23 Jul Close Encounters Under the Stars
How do you pick a wine to stand up to the performance of the L.A. Philharmonic conducted by John Williams, one of America’s premier composers, in a compendium of his accumulated works? What other modern day composer has touched the lives of so many people in so many ways? Williams is a master of the symphony in the likeness of Mozart and unmatched in creating auditory imagery for today’s cinema greats.
John Williams has created the scores to such major motion picture hits as “Star Wars” (all 6 movies), “Close Encounters of the third Kind,” “Jaws,” “Raiders of the Lost Ark,” “E.T. The Extraterrestrial,” “Schindler’s List,” and “Saving Private Ryan.” He picked themes from all of these great films to play on this beautiful cool September 2nd evening, at the Hollywood Bowl. Williams included a few works from some other famous contemporary film composers. Given this powerful line up to be presented by the master himself, I was faced with a real dilemma in choosing a wine to go with this magnificent performance.
I dug into my wine cellar and finally decided upon a 1984 Simi Sonoma County Cabernet Sauvignon. This wine had been with me for quite a while, as you might imagine. Surviving several moves, a divorce, heat, drought, riots, floods, fires, you name it. This wine had survived the test of time. I thought it might be able to stand up to another time tested master in Williams … I was not disappointed!
The maestro opened the concert with Liberty Fanfare, a 1986 composition in commemoration of the 100th anniversary of the Statue of Liberty. At this point the wine was breathing for the first time in nineteen years, so I let it enjoy the air. Several excerpts from “Close Encounters” followed, enhanced by the other-worldly design of the Hollywood Bowl itself and some very sophisticated lighting effects. At this point, the Cabernet was in the glass and on the tongue, and exploding in its own symphony of taste reminiscent of some older French Burgundy masterpieces. Age mellowed tannins, hints of violets, cedar, and blackcurrants mixed in a joyous celebration on the palate in concert with the strings, dancing in my ears. The smell of grapes on the vine enhanced the experience of Williams’ use of the strings and French horns through such compositions as “War of the Worlds,” Jerry Goldsmith’s them from “Star Trek” the Motion Picture, David Raskin’s “Laura” (with a stunning violin solo from Bing Wang), Elmer Bernstein’s them from “The Magnificent Seven,” and Miks Rsa’s “Parade of the Charioteers” from “Ben Hur” (and yes, I was thinking of Italian vintages at that point). We’d finally made it to intermission!

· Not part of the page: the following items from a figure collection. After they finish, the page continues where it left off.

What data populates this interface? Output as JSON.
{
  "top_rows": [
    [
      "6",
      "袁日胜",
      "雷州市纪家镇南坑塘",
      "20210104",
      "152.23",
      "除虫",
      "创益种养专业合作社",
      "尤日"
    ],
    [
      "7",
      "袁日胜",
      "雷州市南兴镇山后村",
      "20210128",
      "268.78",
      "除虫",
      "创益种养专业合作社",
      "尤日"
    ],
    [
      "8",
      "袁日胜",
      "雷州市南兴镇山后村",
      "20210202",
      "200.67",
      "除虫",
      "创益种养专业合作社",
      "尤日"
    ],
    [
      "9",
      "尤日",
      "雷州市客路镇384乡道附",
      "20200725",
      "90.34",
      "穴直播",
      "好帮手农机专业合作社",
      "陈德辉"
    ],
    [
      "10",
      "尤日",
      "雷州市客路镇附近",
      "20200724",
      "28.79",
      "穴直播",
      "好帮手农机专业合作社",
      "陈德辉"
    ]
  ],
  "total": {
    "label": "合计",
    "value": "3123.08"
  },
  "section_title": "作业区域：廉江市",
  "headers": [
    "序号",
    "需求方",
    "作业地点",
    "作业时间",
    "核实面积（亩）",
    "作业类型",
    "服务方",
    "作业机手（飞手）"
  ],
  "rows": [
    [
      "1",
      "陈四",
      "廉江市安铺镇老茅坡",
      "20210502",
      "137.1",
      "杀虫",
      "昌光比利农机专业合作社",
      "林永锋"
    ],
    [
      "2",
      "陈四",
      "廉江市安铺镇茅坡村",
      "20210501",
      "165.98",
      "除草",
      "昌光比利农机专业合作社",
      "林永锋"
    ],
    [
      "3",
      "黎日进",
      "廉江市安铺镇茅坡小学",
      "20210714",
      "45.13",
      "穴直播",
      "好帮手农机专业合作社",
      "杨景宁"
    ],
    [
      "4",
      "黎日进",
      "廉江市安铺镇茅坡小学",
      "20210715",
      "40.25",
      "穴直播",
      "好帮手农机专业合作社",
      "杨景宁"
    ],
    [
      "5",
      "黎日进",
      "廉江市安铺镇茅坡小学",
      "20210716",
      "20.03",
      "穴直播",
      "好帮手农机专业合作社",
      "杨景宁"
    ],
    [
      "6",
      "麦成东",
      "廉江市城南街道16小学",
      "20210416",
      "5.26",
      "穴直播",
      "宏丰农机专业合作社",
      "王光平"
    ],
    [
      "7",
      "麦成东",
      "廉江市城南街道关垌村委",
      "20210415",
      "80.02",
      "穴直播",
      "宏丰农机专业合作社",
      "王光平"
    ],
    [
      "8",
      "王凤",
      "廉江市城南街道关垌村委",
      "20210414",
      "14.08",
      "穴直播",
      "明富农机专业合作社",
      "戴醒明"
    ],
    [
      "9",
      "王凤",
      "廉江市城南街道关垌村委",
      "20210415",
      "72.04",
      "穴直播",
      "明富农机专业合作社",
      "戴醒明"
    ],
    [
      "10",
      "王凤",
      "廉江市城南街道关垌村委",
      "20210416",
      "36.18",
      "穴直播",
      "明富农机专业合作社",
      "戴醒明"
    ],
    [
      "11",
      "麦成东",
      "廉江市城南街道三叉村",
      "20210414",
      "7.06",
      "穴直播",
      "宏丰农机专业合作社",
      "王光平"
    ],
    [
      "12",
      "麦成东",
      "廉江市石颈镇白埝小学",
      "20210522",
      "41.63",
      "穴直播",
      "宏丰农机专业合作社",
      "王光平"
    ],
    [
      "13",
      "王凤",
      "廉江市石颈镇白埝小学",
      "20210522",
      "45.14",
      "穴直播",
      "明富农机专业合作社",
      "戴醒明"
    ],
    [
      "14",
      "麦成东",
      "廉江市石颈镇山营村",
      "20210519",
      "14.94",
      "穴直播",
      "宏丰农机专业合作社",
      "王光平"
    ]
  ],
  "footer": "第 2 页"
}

After the break, Williams brought his best stuff with him, including the Cal State Fullerton University Singers, a full 85 person choir filling the back of the stage. And my 1984 Simi was up to task, becoming even more flavorful with the exposure to life-giving oxygen. We heard selections from “Far and Away” and “Amistad,” both of which evoked images of the wide open skies and countryside of two very different parts of planet Earth. Bing Wang again treated us to a haunting violin solo for the theme to “Schindler’s List” and the Cabernet was right there with her, its clean finish in harmony with her last, high note. Williams closed the concert with three pieces from the famed “Star Wars” films, building in the choir for the last piece from the first episode, “Duel of the Fates.”
But like this venerable wine, Williams was not quite done. In response to the standing ovation from the totally enthusiastic crowd (which included a few light-saber wielders), he came out to play his very best. We were treated to the theme from “Raiders of the Lost Ark” (which had the crowd on its feet), the title theme from “Star Wars” (now they were cheering), and finally the theme from the greatest selling movie of all time: “E.T. The Extraterrestrial.” The crowd, and the bottle, were spent. Master composer and masterful wine, encountered together in an evening to remember.